"Cabe-nos a tarefa irrecusável, seriíssima, dia a dia renovada, de - com a máxima imediaticidade e adequação possíveis - fazer coincidir a palavra com a coisa sentida, contemplada, pensada, experimentada, imaginada ou produzida pela razão." Goethe

REMANSO


Sonhei-te
E um perfume de acolhimento
Envolveu-me inteira.

Converteste o meu peito
Em solo sagrado, preso e liberto
À um tempo repleto
De infinitos.

Ah amor, não há silêncio
Nem palavra alguma
Que descreva a força
Do teu habitar em mim.

Sonhei-te e por isso estiveste
Ainda muito mais aqui
Onde nenhum acordar
Vence o sonho.

Mostrando-te dentro
Das fúrias e urgências
Dos meus melhores
Sentimentos.

Nestas tantas posses
A certeza de que a tua ciência
Acalma a minha natureza.

Imagem: Google


3 comentários:

Anônimo

O amor tumultua, provoca urgências, mas acima de tudo acalma a natureza. Linda obra poetisa, sensibilidade, delicadeza e sagacidade, parabéns!
(Sempre um remanso para a alma estar em suas letras)
Forte e terno abraço, Humberto.

Anônimo

A tua poética é invulgar, cara amiga e poetisa Lucy.
Um beijo afetuoso, Antenor.

Anônimo

Minha doce e querida amiga:
Que mais posso dizer do já não tenha dito há pouco?

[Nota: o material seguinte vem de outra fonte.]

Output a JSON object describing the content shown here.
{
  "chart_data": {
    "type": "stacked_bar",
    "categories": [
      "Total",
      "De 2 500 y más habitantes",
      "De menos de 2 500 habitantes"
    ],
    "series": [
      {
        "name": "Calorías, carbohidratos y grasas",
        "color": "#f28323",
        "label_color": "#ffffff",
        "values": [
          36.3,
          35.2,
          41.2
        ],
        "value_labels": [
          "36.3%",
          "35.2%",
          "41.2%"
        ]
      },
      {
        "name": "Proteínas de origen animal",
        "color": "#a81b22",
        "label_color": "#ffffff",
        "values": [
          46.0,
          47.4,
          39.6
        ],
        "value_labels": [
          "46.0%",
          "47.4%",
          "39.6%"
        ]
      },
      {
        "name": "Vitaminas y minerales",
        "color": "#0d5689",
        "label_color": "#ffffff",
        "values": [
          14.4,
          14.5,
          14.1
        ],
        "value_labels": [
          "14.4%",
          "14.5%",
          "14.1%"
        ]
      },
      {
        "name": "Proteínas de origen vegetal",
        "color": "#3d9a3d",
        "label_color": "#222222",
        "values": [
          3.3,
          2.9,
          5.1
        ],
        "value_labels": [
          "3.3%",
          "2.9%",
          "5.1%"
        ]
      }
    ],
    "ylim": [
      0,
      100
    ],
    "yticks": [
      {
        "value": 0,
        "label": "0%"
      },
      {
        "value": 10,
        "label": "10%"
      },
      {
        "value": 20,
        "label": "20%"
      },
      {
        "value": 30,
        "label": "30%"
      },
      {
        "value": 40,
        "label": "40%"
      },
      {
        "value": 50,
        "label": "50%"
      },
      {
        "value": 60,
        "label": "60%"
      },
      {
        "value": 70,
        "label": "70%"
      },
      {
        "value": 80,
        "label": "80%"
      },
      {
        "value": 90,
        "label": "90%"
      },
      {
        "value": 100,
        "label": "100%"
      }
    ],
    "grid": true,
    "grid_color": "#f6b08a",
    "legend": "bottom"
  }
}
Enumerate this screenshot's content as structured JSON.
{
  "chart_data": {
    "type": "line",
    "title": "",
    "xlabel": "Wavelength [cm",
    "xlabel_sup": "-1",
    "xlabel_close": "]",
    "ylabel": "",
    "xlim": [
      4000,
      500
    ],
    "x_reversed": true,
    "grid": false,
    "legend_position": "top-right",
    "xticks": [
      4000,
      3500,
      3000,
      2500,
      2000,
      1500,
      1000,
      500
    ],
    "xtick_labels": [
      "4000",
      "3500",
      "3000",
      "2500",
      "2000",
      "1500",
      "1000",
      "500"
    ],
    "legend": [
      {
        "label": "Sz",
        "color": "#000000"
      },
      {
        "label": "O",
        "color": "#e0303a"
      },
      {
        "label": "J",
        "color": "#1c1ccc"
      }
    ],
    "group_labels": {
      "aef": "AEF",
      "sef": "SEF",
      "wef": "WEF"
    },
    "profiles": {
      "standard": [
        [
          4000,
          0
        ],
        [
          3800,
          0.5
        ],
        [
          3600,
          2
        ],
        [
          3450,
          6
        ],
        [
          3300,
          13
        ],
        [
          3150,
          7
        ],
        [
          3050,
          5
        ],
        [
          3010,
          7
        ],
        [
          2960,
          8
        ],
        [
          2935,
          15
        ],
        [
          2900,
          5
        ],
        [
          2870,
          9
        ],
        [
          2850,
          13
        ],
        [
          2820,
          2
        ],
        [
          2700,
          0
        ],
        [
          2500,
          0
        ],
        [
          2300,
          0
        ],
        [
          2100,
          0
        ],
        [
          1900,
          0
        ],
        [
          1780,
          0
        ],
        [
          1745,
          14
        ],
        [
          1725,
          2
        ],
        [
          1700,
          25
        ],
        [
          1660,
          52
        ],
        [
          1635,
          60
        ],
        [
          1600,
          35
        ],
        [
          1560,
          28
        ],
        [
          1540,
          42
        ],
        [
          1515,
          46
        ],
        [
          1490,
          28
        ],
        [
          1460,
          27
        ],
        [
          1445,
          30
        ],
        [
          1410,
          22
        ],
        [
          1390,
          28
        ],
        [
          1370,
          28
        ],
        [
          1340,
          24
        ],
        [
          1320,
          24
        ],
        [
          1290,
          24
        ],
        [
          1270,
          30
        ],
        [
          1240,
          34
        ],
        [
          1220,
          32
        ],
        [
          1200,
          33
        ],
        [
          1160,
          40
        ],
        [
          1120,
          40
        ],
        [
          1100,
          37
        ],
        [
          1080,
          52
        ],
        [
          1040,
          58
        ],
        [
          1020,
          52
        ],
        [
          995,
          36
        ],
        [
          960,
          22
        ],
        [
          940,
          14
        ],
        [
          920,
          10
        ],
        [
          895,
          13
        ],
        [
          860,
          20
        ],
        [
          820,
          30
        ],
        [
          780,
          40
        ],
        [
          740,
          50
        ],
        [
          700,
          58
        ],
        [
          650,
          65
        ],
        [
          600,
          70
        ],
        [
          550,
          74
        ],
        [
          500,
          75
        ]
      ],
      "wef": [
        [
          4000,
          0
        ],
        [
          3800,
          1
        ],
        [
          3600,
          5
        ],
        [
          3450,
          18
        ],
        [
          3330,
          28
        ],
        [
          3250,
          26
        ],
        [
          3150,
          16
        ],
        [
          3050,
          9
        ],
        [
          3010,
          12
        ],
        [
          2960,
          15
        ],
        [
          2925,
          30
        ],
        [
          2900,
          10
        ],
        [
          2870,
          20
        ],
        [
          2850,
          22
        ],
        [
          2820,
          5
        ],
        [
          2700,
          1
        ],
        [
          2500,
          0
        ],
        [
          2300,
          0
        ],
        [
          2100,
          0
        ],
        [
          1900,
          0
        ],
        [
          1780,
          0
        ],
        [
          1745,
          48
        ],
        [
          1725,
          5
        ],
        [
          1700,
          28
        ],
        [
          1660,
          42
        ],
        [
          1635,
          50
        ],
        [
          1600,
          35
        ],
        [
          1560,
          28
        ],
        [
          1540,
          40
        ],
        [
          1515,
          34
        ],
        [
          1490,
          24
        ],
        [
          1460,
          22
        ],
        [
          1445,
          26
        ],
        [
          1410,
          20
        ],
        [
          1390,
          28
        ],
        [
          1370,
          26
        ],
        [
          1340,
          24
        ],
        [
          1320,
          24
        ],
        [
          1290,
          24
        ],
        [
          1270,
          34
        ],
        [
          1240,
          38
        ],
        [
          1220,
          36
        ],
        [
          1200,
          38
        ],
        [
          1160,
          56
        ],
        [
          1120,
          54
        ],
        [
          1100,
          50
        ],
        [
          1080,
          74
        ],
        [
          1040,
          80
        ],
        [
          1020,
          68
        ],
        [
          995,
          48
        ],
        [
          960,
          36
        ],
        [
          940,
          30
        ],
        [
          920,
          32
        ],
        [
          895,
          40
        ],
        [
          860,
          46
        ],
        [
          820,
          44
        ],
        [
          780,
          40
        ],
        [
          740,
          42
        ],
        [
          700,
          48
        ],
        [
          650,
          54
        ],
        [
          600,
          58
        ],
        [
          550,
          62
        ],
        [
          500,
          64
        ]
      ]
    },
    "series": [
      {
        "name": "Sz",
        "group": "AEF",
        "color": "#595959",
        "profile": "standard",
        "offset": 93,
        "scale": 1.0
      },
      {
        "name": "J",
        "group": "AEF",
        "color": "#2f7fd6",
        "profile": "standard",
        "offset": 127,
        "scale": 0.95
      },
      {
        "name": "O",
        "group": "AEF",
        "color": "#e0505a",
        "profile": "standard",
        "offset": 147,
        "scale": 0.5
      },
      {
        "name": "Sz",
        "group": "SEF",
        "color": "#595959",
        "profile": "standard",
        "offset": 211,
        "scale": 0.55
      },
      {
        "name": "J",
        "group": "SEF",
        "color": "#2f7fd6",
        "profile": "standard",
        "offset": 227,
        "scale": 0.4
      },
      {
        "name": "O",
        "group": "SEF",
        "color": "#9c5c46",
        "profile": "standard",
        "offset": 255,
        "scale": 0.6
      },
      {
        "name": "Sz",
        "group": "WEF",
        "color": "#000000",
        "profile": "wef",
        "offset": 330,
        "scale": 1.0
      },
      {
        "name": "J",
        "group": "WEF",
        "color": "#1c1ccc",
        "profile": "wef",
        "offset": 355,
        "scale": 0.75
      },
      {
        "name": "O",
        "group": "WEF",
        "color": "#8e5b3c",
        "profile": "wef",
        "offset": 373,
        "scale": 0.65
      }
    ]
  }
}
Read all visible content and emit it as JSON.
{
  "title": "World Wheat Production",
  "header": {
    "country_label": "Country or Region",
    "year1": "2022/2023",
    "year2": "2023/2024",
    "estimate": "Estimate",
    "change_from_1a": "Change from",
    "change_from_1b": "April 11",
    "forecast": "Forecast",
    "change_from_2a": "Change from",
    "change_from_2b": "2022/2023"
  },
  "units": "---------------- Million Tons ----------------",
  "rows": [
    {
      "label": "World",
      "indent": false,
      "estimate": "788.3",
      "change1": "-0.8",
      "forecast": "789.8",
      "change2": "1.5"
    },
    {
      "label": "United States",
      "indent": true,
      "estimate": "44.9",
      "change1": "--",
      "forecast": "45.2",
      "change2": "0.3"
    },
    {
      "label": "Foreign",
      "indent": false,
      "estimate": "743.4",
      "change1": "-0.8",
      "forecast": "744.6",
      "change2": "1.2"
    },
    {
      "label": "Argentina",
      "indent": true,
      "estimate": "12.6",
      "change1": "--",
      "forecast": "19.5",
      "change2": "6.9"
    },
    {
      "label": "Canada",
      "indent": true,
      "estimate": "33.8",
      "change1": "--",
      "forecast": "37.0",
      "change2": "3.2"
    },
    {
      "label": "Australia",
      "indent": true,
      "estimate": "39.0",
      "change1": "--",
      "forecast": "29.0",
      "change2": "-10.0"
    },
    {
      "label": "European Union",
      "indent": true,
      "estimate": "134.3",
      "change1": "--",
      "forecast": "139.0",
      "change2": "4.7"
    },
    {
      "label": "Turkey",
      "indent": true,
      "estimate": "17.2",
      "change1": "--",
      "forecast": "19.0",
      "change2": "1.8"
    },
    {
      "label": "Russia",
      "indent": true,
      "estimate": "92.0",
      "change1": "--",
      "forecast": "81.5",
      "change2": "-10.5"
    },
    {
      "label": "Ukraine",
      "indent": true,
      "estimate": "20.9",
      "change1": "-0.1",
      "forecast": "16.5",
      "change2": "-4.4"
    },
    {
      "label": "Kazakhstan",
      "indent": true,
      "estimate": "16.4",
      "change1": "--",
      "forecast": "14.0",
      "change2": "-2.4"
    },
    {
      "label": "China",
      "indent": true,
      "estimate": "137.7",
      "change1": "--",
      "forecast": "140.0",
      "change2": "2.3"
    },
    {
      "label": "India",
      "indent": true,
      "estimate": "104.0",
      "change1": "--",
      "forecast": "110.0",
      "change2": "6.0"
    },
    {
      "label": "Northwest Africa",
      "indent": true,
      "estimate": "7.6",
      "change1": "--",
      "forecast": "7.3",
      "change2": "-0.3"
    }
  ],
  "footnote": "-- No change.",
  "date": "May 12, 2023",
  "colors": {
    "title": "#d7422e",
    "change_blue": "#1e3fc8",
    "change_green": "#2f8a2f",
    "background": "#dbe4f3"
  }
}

Repito: Este poema é lindo. Dizem que o lugar comum, antes de ser uma falha do escritor é, acima de tudo, a única forma de mostrar o que é belo, sempre e sempre... Trazes contigo, menina, a magia que acompanha os grandes líricos da poesia de qualquer tempo, de qualquer forma, de qualquer escola. Para os grandes com tu não há mais ou menos, tudo seu, como neste poema, fala sempre de amor sublime, de sonho que se fará realidade. Convences com tua arte o leitor que sente-se um ser privilegiado , não só por poder ler a tua obra, como manter este contato que é sempre de muito apreço.
1 beijo terno , eterno e fraterno por este momento único neste dia lindo do verão de 2016.